La Motivazione della Corte
Il Collegio affronta anzitutto l’eccezione di tardività dei motivi aggiunti. Secondo l’art. 41 cod. proc. amm., il termine decorre dalla scadenza della pubblicazione per i soggetti non nominati nel provvedimento. Tuttavia, quando lo strumento urbanistico incide su un bene immobile specifico imponendo un vincolo latamente espropriativo, è necessaria la notificazione o la prova della piena conoscenza. Nel caso di specie l’area era individuata nominativamente nella scheda norma e il Comune aveva rappresentato il ricorso al potere di cui all’art. 108, co. 3, della legge regionale n. 65/2014.

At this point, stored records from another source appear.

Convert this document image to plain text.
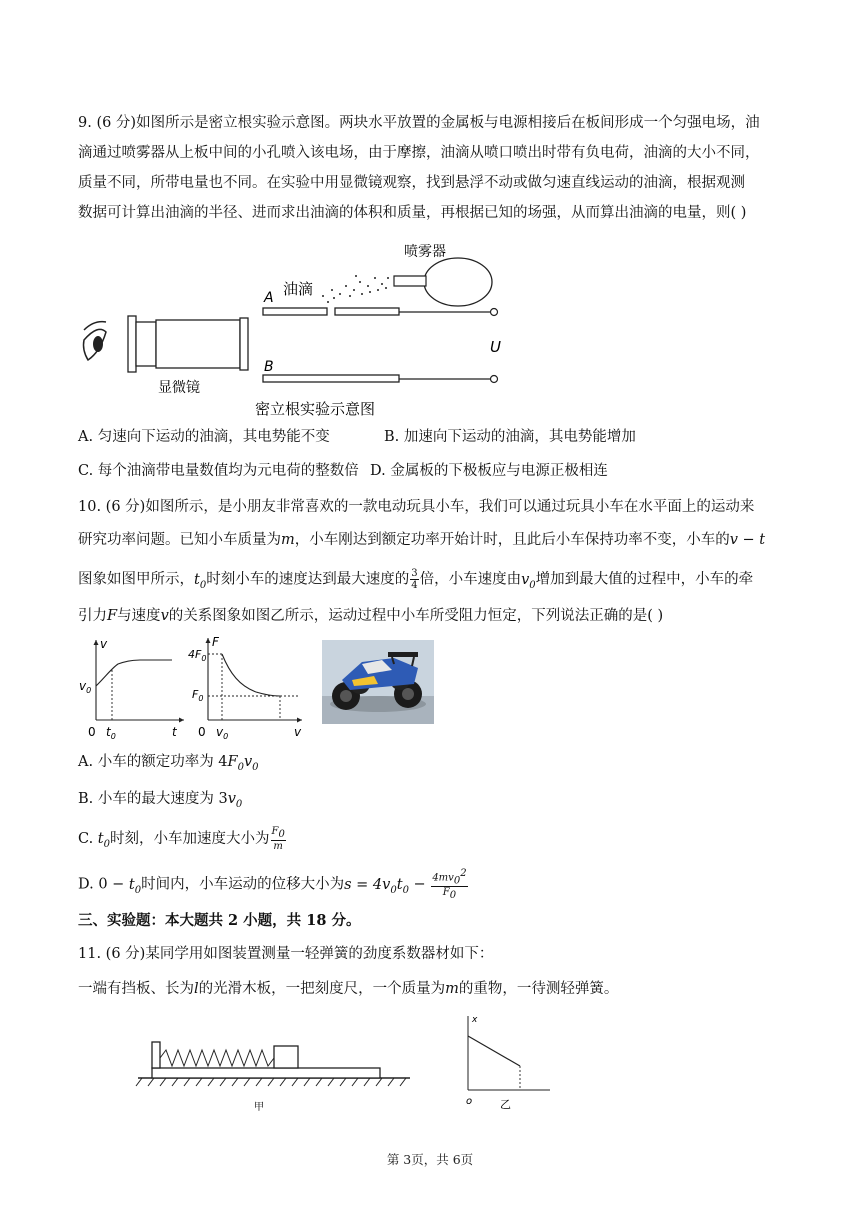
9. (6 分)如图所示是密立根实验示意图。两块水平放置的金属板与电源相接后在板间形成一个匀强电场，油
滴通过喷雾器从上板中间的小孔喷入该电场，由于摩擦，油滴从喷口喷出时带有负电荷，油滴的大小不同，
质量不同，所带电量也不同。在实验中用显微镜观察，找到悬浮不动或做匀速直线运动的油滴，根据观测
数据可计算出油滴的半径、进而求出油滴的体积和质量，再根据已知的场强，从而算出油滴的电量，则( )
显微镜
A
B
U
喷雾器
油滴
密立根实验示意图
A. 匀速向下运动的油滴，其电势能不变	B. 加速向下运动的油滴，其电势能增加
C. 每个油滴带电量数值均为元电荷的整数倍 D. 金属板的下极板应与电源正极相连
10. (6 分)如图所示，是小朋友非常喜欢的一款电动玩具小车，我们可以通过玩具小车在水平面上的运动来
研究功率问题。已知小车质量为m，小车刚达到额定功率开始计时，且此后小车保持功率不变，小车的v − t
图象如图甲所示，$t_0$时刻小车的速度达到最大速度的 $\frac{3}{4}$ 倍，小车速度由$v_0$增加到最大值的过程中，小车的牵
引力F与速度v的关系图象如图乙所示，运动过程中小车所受阻力恒定，下列说法正确的是( )
v
t
0
$v_0$
$t_0$
F
v
0
$4F_0$
$F_0$
$v_0$
A. 小车的额定功率为 $4F_0v_0$
B. 小车的最大速度为 $3v_0$
C. $t_0$时刻，小车加速度大小为 $\frac{F_0}{m}$
D. $0 - t_0$时间内，小车运动的位移大小为$s = 4v_0t_0 - \frac{4mv_0^2}{F_0}$
三、实验题：本大题共 2 小题，共 18 分。
11. (6 分)某同学用如图装置测量一轻弹簧的劲度系数器材如下：
一端有挡板、长为l的光滑木板，一把刻度尺，一个质量为m的重物，一待测轻弹簧。
甲
x
o	乙
第 3页，共 6页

Nemmeno il deposito in giudizio dell’istanza di prelievo del 10.04.2025 integra la conoscenza dell’atto. Il mero deposito di un documento nel fascicolo d’ufficio non configura un onere di consultazione quotidiana in capo al difensore, salvo che il deposito sia ricollegabile alla scadenza di un adempimento processuale. L’eccezione di tardività è dunque respinta.
Sul difetto di interesse, il Collegio distingue il ricorso introduttivo dai motivi aggiunti. La scheda norma AT09 non contiene previsioni immediatamente lesive: le prescrizioni sono solo morfologiche e nessuna preclude la prosecuzione dell’attività. Il ricorso introduttivo è pertanto inammissibile.
Diverso è il piano attuativo. La relazione illustrativa e l’art. 6 delle NTA prevedono la completa demolizione della volumetria esistente, compreso l’edificio dell’unità minima di intervento riconducibile alla proprietà della ricorrente. L’interesse all’impugnazione sussiste e l’eccezione è respinta.
Nel merito, il Collegio richiama l’orientamento consolidato secondo cui il disegno urbanistico è espressione di amplissima discrezionalità, con sindacato limitato a evidenti profili di illogicità. Le censure sul contrasto con lo strumento generale sono infondate: il piano attuativo consente la conservazione dell’attività produttiva e prevede che la demolizione possa avvenire anche dopo la realizzazione del nuovo edificato. I profili viabilistici sono stati valutati con studio dei volumi di traffico; nessuna previsione contempla grandi strutture di vendita; la fattibilità economica non condiziona la legittimità del piano. I motivi aggiunti sono respinti.